Él se detuvo. Hizo un movimiento que controló rápidamente, pero había sido el comienzo de un intento de huir, de alejarse y correr como un ratón que huyera de un halcón.
—¡Ged! —dijo ella—. ¿Qué sucede?
—No puedo —dijo él—. No, no puedo enfrentarlos.
—¿A quiénes?
—A sus hombres. Los hombres del rey.
Su rostro se había vuelto algo ceniciento, como cuando había llegado, y miraba en derredor buscando un lugar donde ocultarse.
Su terror era tan apremiante y desvalido que ella sólo pensó en cómo podría protegerlo. —No tienes que verlos. Si alguien viene, lo echo. Vuelve a casa ahora. No has comido en todo el día.
—Había un hombre allí —dijo él.
—Townsend, poniéndole precio a las cabras. A ése ya lo eché. ¡Ven!
Él entró con ella y, una vez dentro, ella cerró la puerta.
—No te pueden hacer daño, Ged, sin duda que no. ¿Por qué querrían hacerlo?
El se sentó ante la mesa y sacudió lentamente la cabeza. —No, no.
—¿Saben que estás aquí?
—No sé.
—¿A qué le temes? —le preguntó ella, sin impaciencia, pero con cierta autoridad racional.

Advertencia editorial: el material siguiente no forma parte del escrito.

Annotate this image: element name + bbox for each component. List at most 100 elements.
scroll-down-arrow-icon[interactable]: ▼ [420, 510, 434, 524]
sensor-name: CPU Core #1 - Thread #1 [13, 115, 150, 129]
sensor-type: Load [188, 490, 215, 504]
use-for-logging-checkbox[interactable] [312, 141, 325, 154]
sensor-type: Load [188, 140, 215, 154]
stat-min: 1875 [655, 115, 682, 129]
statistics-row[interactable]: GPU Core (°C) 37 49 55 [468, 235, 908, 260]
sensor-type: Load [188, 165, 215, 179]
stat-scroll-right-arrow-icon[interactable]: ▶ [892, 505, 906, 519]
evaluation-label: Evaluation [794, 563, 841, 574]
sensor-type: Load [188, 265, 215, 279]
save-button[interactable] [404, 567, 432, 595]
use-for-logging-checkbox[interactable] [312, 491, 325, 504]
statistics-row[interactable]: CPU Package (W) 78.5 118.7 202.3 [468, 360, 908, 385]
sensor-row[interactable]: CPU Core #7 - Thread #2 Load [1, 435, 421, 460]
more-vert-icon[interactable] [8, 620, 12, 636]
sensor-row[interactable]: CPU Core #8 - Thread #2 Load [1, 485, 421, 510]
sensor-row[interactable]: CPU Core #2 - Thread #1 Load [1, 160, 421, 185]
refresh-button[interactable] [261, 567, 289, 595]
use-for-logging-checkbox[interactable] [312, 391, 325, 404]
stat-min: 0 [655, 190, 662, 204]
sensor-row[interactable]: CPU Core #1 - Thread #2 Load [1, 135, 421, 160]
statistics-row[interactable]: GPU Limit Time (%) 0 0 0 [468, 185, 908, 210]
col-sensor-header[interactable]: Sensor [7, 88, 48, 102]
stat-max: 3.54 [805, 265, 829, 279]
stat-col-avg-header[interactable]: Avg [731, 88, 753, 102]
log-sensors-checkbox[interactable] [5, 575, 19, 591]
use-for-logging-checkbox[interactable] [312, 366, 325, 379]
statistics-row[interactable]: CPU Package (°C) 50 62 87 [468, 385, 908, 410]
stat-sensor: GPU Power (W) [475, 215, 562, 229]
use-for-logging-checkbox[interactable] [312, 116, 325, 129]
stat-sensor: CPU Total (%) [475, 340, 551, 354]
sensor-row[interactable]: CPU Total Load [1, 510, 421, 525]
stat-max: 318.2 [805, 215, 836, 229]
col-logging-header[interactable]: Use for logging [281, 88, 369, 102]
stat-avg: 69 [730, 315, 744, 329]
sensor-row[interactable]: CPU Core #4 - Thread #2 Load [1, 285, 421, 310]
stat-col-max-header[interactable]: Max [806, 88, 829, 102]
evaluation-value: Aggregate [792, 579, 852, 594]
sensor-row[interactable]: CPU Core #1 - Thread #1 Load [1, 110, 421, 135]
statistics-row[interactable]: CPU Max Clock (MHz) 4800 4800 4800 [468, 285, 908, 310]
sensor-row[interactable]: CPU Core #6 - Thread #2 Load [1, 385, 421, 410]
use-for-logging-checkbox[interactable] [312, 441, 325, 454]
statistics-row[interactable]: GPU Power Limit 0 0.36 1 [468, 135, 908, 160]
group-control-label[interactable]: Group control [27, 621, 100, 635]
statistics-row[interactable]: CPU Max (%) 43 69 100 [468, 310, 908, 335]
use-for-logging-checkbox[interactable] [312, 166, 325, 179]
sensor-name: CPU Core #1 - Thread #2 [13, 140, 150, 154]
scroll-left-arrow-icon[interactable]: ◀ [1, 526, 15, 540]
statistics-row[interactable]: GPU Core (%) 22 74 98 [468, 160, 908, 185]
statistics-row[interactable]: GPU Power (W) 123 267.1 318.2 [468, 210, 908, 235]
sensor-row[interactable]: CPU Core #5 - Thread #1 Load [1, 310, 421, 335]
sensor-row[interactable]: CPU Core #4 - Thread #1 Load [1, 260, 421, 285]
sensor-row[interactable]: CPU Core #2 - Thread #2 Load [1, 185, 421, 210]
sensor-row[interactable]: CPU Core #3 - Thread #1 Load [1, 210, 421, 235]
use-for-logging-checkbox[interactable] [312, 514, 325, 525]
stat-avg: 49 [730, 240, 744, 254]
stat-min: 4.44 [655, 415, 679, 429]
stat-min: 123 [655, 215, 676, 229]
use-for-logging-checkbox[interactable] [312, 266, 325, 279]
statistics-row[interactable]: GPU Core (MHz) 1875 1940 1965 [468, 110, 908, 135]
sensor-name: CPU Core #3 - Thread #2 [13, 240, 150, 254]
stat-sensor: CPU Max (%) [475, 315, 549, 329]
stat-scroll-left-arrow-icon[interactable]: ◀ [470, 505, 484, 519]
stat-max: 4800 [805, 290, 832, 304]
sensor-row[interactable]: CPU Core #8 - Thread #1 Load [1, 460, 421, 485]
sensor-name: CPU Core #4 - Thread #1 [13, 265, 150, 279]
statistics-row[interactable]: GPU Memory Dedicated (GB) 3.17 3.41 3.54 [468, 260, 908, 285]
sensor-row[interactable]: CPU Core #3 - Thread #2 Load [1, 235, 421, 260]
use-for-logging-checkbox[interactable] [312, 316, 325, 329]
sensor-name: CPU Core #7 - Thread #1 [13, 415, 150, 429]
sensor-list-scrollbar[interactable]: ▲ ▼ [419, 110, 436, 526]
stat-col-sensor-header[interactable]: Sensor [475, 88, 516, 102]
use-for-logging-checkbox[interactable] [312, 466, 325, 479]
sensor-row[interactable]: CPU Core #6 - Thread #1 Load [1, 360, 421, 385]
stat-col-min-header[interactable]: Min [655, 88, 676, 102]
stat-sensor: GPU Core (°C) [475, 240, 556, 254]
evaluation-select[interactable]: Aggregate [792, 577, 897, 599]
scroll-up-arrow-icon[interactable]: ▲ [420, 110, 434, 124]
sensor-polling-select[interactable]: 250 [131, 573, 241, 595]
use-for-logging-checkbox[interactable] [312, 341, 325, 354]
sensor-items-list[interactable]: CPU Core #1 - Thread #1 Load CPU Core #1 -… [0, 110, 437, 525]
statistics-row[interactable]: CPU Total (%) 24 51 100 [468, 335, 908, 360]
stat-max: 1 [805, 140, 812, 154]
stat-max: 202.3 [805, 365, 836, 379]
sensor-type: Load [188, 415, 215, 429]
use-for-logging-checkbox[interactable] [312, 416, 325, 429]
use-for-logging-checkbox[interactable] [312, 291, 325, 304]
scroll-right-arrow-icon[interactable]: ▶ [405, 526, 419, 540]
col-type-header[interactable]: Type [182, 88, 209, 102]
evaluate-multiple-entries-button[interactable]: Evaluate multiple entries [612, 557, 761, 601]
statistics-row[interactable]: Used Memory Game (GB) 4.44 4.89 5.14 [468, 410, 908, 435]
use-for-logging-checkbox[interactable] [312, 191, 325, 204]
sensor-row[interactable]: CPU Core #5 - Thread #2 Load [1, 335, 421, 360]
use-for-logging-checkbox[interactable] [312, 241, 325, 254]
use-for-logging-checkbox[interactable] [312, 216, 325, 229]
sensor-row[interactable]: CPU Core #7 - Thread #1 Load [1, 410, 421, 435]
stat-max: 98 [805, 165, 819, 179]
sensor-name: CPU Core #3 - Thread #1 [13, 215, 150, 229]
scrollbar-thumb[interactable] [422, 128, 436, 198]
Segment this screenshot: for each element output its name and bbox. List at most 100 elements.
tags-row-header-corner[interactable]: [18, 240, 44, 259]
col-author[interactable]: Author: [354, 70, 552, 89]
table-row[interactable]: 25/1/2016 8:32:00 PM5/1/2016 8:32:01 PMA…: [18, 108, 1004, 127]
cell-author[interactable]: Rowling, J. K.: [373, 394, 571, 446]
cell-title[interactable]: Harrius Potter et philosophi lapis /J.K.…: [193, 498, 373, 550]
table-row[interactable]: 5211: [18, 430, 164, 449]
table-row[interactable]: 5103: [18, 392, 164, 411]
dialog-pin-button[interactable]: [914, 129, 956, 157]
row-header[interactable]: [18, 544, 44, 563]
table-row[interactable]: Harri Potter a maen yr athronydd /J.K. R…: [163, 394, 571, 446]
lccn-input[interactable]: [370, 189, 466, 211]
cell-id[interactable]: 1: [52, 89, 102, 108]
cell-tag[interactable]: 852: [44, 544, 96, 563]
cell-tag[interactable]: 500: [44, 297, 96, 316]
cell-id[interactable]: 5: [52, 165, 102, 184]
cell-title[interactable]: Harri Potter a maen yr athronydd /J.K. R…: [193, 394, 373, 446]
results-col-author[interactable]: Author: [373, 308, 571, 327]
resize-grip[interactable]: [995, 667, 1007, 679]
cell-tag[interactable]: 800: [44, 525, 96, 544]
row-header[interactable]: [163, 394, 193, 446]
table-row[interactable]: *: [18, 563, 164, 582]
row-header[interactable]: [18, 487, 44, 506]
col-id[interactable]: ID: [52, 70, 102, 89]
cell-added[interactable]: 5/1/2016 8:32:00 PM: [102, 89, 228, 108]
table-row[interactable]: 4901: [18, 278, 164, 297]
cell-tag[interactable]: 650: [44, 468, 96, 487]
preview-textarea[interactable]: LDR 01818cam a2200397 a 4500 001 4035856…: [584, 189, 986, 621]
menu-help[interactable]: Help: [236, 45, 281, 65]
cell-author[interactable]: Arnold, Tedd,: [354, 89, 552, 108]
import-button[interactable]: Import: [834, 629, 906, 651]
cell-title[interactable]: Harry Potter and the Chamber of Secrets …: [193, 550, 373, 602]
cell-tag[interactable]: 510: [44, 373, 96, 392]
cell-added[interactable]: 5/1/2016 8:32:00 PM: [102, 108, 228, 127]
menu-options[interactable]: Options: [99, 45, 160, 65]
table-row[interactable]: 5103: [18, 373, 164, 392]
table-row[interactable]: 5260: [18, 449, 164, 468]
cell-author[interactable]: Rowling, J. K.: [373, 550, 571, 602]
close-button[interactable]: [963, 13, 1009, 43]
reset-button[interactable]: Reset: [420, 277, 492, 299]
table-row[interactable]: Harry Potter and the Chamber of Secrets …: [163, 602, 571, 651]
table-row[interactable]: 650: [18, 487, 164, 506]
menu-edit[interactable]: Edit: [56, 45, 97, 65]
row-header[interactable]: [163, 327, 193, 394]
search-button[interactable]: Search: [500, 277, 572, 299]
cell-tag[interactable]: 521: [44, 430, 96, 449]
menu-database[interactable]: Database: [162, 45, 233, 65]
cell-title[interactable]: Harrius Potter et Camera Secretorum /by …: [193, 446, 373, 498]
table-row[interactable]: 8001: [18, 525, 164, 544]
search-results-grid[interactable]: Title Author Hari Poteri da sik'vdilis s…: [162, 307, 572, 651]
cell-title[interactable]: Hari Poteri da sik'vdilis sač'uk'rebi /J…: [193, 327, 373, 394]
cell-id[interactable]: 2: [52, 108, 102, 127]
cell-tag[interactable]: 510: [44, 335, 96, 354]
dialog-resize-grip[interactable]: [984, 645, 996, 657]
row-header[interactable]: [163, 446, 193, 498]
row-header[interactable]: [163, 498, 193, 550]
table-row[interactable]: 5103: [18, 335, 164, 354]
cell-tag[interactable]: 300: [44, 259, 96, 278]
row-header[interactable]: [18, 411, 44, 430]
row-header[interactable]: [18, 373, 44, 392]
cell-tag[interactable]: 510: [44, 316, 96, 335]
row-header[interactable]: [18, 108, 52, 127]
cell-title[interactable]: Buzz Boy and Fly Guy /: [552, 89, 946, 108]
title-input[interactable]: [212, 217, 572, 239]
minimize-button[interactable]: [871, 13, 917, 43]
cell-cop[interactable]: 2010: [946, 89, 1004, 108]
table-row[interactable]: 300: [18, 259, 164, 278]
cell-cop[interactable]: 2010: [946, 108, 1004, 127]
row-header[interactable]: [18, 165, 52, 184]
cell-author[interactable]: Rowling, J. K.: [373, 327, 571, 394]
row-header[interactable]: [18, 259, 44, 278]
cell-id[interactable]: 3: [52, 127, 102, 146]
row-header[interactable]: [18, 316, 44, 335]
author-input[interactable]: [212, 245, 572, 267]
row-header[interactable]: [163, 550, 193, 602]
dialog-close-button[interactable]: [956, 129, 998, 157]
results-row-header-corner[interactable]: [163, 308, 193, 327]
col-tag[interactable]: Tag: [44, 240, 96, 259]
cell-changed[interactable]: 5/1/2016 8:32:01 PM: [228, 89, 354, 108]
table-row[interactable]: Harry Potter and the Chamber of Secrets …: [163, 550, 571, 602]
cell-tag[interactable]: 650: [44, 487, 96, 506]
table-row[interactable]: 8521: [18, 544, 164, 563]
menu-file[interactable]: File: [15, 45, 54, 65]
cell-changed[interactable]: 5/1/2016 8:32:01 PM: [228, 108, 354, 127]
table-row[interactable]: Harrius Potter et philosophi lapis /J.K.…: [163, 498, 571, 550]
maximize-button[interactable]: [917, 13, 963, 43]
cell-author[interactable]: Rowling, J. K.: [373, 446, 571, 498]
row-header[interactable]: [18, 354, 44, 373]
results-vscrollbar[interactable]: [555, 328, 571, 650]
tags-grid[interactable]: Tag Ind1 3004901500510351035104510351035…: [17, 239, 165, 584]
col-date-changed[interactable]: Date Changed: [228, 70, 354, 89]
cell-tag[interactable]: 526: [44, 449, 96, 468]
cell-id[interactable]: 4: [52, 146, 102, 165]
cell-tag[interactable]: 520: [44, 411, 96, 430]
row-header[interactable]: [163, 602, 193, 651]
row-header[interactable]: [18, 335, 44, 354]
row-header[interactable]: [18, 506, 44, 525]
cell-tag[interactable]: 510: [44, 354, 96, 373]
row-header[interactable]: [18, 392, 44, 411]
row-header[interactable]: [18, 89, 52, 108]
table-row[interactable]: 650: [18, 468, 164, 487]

Él se cubrió la cara con las manos, frotándose las sienes y la frente, con la mirada gacha.
—Yo era… —dijo—. No soy…
Era todo lo que podía decir.
Ella lo interrumpió, diciendo: —Está bien, todo está bien. —No se atrevía a tocarlo para no hacerlo sentir más humillado con cualquier gesto que pudiese parecer compasión. Estaba enfadada con él y por lo que le sucedía.— ¡No tiene que importarles —le dijo— dónde estés ni quién seas, ni qué decidas hacer o no hacer! Si vienen a husmear, pueden marcharse con la curiosidad. —Ése era el adagio de Alondra. Sintió una súbita nostalgia por la compañía de una mujer simple y sensata.— En todo caso, es posible que el barco no tenga nada que ver contigo. Tal vez estén persiguiendo piratas para que regresen al lugar de donde salieron. Eso también será bueno, cuando el rey empiece a hacerlo… Encontré un poco de vino en el fondo de la alacena, un par de botellas, me pregunto cuánto tiempo lo tuvo escondido allí Ogion. Creo que a los dos nos vendría bien una copa de vino. Y un poco de pan y queso. La pequeña ya comió y salió a buscar ranas con Brezo. Tal vez tengamos patas de rana para la cena. Pero por ahora hay pan y queso. Y vino. ¿De dónde vendrá, quién se lo habrá dado a Ogion, de cuándo será? —Siguió charlando, en un parloteo de mujer, ahorrándole el tener que responder o malinterpretar cualquier silencio, hasta que superara la crisis de vergüenza y comiera un poco, y bebiera un vaso del suave y añejo vino tinto.